It happened in Denmark. It happened in Austria. It happened twice in Serbia. “Is your family from India?” One time I even got “I could’ve sworn you were a Paki.” It doesn’t bother me, it’s just a curious question that I haven’t really been asked before. Back in the States I’ve heard people say that some Caribbean Latin@s could pass for being Arabic, but Indian was new.
When asked these questions, I was always happy to talk about my family’s heritage. Both of my parents are Puerto Rican, and between them and my siblings, we come in all the colors of the ethnic rainbow. Some Latin@s have blond hair and blue eyes, while others have distinctly African features. The beauty of Latin American culture is that it is a mix of Indigenous, African, and European influence. I assume in Europe it would be easier to racially categorize those who fall along the extremities. However, for Latin@s with olive skin and African or indigenous facial features, the categorization gets a little trickier.
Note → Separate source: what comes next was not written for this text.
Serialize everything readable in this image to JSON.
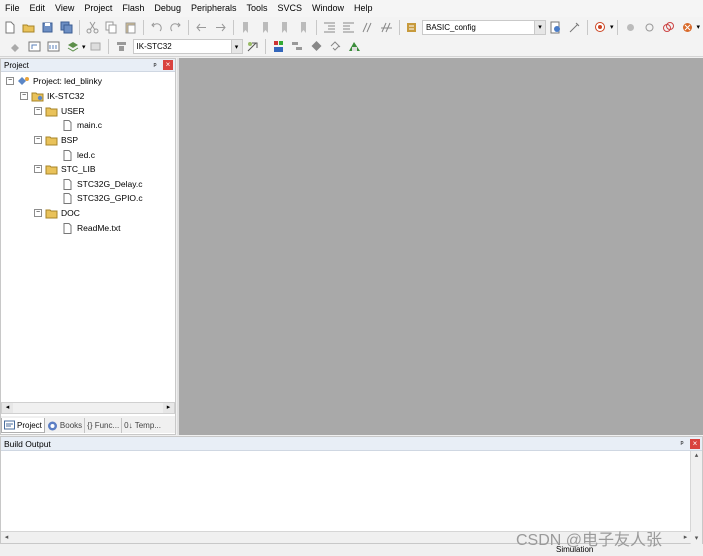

From the discussions I’ve had during the past few months, I’ve learned that the European racial lens is shaped largely by immigration from South Asia and the Muslim world, which includes Africa. With the exception of Spain, Latin Americans have not been an influential actor in Europe’s racial and immigrant history. Therefore in a European lens, I am seen as belonging to either the Roma or Southern Asia.
One funny conversation I had about my ethnicity was with a recent acquaintance in Belgrade:
So, where are you from?
No, I knew that. I mean where are your parents from.
Come on man, I know you’re not reaaalllyyy American.
Except the thing is, whichever way you frame it, I am. My family has never been immigrants. Puerto Ricans are American citizens by birth, and it’s been a territory of the United States since 1898.
Learning about race is like taking a bar exam; you have to start all over every time you go somewhere new.